The pixel format of an imager defines the number of pixels in the x- and y- dimensions of the sensor array. For a fixed field of view, increasing the number of pixels in the x-direction will allow the user to differentiate finer detail along the image horizontal axis, while increasing the y- pixel count gives increased detail vertically. A simple example of imager format is given below.

Consider the case where you have walked into a barnyard setting and you wish to capture an image. If youhad only a single pixel device (a photodiode), you would probably capture a picture similar to that shown in Figure 1. This image shows essentially no spatial detail, but gives an average measure of the light in the scene of interest.
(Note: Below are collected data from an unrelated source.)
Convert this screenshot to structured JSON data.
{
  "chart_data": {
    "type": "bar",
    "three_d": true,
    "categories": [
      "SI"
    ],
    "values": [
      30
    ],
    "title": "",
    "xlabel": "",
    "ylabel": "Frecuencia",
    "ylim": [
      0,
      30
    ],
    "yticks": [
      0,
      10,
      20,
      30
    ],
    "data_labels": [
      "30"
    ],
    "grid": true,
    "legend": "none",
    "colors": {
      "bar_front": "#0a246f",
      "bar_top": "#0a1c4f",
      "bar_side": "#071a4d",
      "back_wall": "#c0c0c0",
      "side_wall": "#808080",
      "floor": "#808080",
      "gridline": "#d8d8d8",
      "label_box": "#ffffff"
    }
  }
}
Single pixel of barnyard scene
Figure 1. Single pixel “image” of barnyard scene.

Now, consider the same image but this time you have invested in a slightly better camera containing a 4 x 4 array of pixels. This image is shown in Figure 2. In this figure, you can begin to see that there is probably something of interest in the center of the image which is slightly darker than the surroundings. The image is more useful than Figure 1, but still lacks sufficient detail to tell what the picture is.

4x4 Array where each of the pixels is visible
Figure 2. 4 x 4 array where each of the pixels is visible.

If we continue to increase the imager format to 16 x 16,, 64 x 64 and finally 512 x 512 the spatial detail is gradually increased until the full beauty of the barnyard scene is available. This is shown in Figure 3.

Barnyard scene at 16x16, 64x64, and 512x512 image formats
Figure 3. Barnyard scene at 16×16, 64×64 and 512×512 image formats.

Note that as the pixel count increases, the amount of spatial detail in the image also increases. Imager formats ranging from 64×64 to 9,000×9,000 are used in high-performance imaging applications.